Ouvindo algumas das músicas inesquecíveis de Raul Seixas, acabei prestando mais
a atenção, sem me dar conta do porquê, numa das letras que dizia “levanta a sua mão
sedenta e recomeça a andar, não pensa que a cabeça agüenta se você parar”.
Este trecho catalisou em meus sentidos várias sensações e sofrimentos pelos quais
passa o povo brasileiro. Agora, com o auge da estação das chuvas, o preço dos
hortifrutigranjeiros sobe. Na estiagem climática, e, também, na greve dos caminhoneiros,
idem. Se existe um rumor no mercado de que algum membro do alto escalão do governo
prevaricou, há fuga preventiva de capitais especulativos na bolsa de valores, e o governo,
que precisava daquele dinheiro para pagar seus compromissos internacionais, tem de emitir
títulos e vendê-los no mercado pagando altos juros. Com isso, eleva-se a expectativa
inflacionária e os preços dos alimentos sobem.

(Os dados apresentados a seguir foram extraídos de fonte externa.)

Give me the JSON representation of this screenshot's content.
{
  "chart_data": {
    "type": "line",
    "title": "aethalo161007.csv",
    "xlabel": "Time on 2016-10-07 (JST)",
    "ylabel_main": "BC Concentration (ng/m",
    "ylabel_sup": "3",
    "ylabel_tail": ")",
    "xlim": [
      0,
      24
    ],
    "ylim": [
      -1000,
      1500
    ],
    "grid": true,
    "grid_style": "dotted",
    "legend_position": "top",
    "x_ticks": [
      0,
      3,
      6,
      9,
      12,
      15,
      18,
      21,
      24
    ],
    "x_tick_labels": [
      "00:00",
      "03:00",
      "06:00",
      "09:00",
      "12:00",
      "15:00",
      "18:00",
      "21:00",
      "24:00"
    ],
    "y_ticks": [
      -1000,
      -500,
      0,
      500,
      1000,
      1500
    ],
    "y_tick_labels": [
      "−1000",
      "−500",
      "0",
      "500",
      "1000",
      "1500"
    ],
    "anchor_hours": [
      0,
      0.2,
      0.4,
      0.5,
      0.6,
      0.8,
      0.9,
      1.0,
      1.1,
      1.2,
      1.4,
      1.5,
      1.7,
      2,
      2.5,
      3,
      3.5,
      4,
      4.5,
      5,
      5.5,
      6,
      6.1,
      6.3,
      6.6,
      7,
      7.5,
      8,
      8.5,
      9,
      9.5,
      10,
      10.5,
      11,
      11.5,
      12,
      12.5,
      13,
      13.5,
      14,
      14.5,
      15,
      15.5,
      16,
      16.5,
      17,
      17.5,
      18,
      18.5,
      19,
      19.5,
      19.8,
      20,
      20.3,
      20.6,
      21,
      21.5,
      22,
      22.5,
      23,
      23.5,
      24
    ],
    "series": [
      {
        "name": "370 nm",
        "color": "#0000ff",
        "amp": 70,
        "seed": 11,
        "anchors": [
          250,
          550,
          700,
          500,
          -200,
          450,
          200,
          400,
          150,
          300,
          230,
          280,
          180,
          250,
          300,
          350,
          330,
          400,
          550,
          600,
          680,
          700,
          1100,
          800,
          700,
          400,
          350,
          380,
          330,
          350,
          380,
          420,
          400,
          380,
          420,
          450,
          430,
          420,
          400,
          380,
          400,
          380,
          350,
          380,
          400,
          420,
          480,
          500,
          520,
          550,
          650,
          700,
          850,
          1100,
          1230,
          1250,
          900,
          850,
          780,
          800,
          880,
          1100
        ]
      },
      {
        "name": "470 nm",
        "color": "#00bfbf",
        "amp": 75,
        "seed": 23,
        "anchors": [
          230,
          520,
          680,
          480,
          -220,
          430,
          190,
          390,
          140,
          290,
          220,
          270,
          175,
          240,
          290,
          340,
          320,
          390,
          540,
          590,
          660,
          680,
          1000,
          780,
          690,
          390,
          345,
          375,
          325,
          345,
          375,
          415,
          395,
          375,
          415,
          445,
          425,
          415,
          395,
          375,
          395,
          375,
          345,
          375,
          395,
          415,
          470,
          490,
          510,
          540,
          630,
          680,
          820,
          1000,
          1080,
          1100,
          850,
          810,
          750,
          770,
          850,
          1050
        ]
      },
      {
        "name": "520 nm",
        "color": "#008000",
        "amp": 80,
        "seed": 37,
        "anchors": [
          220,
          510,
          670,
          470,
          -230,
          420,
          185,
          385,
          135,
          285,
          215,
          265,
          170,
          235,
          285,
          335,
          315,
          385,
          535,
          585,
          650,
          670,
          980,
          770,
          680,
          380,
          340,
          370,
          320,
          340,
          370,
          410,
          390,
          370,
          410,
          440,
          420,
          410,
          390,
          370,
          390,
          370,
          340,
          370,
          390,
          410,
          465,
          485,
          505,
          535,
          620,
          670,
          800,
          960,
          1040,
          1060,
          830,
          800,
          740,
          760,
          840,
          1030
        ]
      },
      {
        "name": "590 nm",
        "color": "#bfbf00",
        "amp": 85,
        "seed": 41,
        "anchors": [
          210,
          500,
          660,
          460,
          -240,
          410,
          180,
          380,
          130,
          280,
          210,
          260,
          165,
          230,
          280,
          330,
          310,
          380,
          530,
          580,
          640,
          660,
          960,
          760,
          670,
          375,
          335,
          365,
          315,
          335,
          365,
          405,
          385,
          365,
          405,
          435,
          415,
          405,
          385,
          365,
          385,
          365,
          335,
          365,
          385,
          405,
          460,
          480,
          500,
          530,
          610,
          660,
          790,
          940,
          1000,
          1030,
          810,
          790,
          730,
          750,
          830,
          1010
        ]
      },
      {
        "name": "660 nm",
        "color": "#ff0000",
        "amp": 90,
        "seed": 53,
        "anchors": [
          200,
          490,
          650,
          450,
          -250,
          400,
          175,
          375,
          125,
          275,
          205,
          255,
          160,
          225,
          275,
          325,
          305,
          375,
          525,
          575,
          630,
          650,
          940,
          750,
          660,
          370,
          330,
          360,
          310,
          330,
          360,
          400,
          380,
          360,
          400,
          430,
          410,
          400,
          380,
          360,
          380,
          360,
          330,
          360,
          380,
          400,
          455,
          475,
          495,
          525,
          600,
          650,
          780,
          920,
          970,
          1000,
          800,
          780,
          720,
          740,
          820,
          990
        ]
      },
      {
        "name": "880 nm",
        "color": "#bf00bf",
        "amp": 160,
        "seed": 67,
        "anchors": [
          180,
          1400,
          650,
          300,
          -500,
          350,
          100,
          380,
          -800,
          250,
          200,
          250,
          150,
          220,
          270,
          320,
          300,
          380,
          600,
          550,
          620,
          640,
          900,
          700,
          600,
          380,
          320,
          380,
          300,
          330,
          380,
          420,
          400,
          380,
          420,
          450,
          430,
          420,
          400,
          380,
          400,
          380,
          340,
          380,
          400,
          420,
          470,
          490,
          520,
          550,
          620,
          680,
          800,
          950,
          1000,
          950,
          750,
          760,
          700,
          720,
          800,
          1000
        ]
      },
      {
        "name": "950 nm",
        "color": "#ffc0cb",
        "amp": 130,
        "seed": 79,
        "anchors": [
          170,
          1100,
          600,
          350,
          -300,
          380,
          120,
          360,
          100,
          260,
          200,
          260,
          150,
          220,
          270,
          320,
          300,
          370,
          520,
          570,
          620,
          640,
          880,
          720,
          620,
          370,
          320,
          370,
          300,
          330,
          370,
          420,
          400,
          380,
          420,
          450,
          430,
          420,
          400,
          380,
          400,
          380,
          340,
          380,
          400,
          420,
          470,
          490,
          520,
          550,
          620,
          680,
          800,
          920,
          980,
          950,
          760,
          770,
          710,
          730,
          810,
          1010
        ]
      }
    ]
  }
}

Quem sente mais os efeitos desse jogo de sobe e desce dos preços é o assalariado.
Esse não tem para onde fugir. Acaba mesmo é pagando a conta.
Para compor esse ônus agressivo, de outro lado, todos os dias a guerra civil nas ruas
das grandes cidades aprisiona cada um de nós dentro de uma redoma de medo. Não
conseguimos mais sair para trabalhar ou passear sem disfarçar o receio de sermos
abordados no ponto de ônibus e ter o passe furtado, o carro, ou mesmo o par de tênis.
Dentro de nossas casas estamos gradativamente regredindo à condição social dos primatas.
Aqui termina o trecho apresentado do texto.